I have six dollars in my pocket. You have a hundred Euros, a thousand Egyptian pounds, and several coins from Cambodia in your Moroccan bag. You are colorful like a peacock while I am muted in black and blue, hair astray beneath beret.
A portrait artist begs to paint us. Old photographers stumble over one another trying to capture our likeness on their 8mm film burned indelible. Wanting us badly to themselves in darkrooms.

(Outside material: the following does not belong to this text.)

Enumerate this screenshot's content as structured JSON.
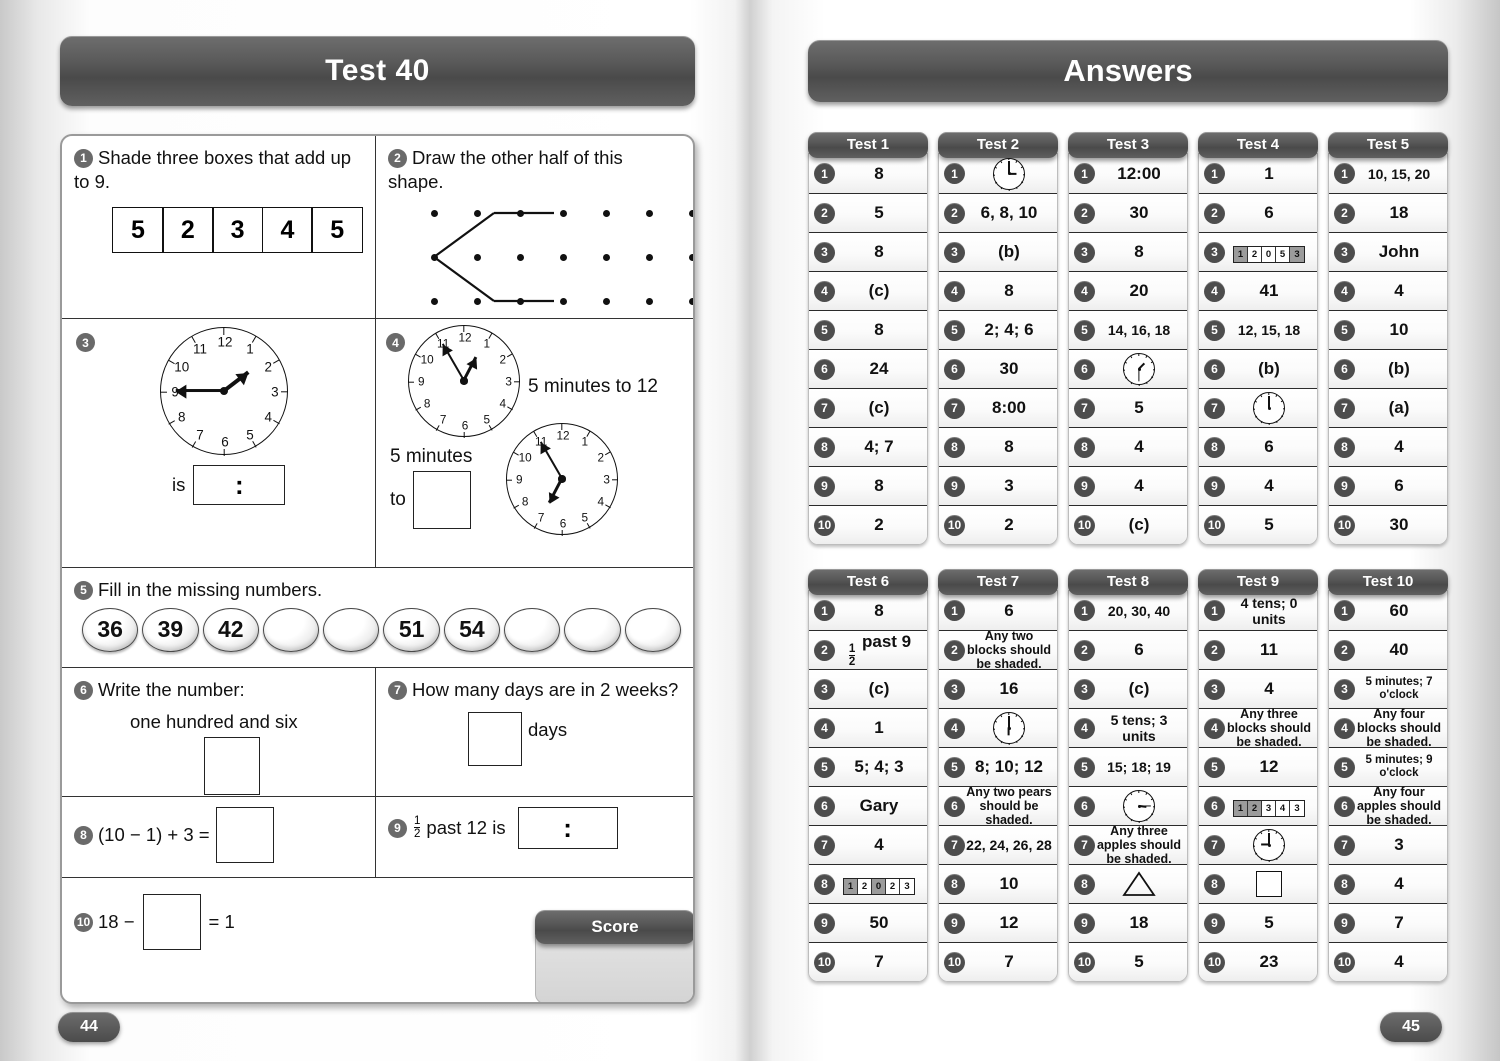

While a writer with a typewriter sits on one of the patio tables outside of a Starbucks, oh so bohemian, oh so bloody, he's sitting at his typewriter and bleeding, as us his muse. Is it blood or their passionfruit iced tea that spills from his mouth and fingertips. One can only venture a guess in hindsight. For at the time neither of us would've questioned blood. Our world was awash in it. We lived in spells of a Haitian menstruation. We swallowed red in blackened sealed tombs. We drank each other like airport duty free champagne.
I never carried a wallet in those days. I still don't. I collected my latex from trees in humid plantations gone wild and made a contraception. Cuz we feared the amount of people we'd birth together.
And the way we walked, it was not oblivious to the world, no, it was nothing less than a hyperawareness of every single little thing.